= Sammy Sholei =

Kenyan footballer (born 1967)

Sammy Sholei Tiyoi (born 18 May 1967) is a Kenyan former footballer who played as a midfielder. He made five appearances for the Kenya national team.

Sholei began his football career in Kitale town, in the Rift Valley Province.

He played for Rivatex and Raymonds FC (both now defunct) before moving to Kenya Breweries FC (now renamed Tusker FC).

Sholei was part of the Kenya Breweries FC team that reached the finals of the CAF Cup Winners' Cup in 1994 that failed to hang onto a 2–2 away draw to succumb to a shocking 3–0 loss at the hands of Zaire's DC Motema Pembe in the return tie in Nairobi. He retired from club and international football in 1997.
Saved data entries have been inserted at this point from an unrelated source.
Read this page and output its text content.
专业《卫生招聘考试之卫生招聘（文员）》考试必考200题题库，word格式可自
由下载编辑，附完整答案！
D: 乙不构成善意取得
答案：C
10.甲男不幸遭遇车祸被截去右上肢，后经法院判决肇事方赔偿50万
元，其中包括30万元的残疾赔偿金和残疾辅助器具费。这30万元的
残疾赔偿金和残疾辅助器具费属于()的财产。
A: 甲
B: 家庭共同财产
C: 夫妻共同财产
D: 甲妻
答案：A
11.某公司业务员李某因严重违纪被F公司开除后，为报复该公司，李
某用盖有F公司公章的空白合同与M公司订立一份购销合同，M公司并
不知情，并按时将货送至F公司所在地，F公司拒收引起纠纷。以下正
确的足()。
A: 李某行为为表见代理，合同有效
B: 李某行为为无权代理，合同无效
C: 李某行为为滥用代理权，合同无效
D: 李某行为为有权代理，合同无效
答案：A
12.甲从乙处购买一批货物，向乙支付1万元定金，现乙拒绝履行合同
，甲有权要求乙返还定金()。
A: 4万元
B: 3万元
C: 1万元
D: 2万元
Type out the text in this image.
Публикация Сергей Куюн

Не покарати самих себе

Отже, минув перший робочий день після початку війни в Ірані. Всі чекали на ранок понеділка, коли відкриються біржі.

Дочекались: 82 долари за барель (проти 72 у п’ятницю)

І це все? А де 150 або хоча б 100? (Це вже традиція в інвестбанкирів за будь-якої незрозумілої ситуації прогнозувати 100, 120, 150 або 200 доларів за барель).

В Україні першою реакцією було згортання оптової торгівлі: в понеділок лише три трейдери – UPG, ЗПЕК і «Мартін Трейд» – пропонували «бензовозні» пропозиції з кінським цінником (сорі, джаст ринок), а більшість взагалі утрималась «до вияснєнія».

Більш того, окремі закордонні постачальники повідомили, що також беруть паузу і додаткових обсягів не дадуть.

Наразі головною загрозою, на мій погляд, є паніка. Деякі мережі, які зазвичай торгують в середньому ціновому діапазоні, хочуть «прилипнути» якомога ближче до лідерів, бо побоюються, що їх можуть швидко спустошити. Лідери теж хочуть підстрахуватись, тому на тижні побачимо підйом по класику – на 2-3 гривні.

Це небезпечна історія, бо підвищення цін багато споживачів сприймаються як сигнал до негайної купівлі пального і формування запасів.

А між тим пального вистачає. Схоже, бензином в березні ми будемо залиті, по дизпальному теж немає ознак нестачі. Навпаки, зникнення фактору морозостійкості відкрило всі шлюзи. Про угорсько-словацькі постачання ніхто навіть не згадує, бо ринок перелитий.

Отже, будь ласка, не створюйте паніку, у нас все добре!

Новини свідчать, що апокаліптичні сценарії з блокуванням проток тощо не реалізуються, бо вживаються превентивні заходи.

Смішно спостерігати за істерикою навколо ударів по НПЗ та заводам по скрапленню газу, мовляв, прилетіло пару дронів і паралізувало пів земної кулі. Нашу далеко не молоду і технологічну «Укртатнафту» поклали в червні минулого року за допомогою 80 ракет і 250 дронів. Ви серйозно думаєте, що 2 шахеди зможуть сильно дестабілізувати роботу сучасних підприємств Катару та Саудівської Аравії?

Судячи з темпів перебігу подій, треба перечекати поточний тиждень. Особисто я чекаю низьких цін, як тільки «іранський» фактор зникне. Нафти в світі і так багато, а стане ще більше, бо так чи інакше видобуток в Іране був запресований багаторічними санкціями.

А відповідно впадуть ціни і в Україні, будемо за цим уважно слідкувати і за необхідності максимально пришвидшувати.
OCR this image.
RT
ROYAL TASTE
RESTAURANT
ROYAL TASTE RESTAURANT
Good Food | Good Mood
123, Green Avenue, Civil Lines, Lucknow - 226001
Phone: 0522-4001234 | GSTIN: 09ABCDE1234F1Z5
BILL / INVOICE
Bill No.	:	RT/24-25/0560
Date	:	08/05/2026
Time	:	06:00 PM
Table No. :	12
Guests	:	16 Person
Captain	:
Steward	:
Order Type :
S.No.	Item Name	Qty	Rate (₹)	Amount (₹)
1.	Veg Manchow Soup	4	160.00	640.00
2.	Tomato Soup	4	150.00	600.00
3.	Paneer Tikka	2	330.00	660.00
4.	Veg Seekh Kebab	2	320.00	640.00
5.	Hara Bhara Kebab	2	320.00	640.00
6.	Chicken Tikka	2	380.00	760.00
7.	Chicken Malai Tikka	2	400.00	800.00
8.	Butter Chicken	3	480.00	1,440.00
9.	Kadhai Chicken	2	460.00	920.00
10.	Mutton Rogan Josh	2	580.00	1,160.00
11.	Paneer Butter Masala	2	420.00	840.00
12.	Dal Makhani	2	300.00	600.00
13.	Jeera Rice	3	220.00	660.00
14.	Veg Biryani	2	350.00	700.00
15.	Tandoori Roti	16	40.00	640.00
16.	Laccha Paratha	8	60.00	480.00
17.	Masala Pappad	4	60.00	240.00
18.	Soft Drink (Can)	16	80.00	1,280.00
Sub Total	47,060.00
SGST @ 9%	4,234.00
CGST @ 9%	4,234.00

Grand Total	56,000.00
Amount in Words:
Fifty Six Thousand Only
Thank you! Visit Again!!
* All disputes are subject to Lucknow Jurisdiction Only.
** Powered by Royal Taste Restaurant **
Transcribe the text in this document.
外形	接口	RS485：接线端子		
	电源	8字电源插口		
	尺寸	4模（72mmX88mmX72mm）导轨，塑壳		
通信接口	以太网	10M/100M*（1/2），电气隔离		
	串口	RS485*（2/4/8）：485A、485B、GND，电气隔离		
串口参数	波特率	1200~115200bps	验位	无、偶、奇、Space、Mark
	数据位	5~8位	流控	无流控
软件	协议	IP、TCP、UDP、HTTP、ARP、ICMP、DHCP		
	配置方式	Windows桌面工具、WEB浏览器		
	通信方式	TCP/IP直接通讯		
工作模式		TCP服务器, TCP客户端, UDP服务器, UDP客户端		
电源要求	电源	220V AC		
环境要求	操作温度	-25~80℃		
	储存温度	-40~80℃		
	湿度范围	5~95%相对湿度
He was also a Kenya national football team player, having earned his first call up under coach Mohamed Kheri back in 1991. He earned 20 Caps for Kenya, including appearances against Algeria in 1998 FIFA World Cup qualifying on 2 and 14 June 1996.

Sholei is currently the Chief Executive Officer of an IT firm E-World Communications, which he founded in 2005 that offers IT Consultancy.

In 2008, Sholei became an online journalist for a Kenyan soccer website KenyaFootball.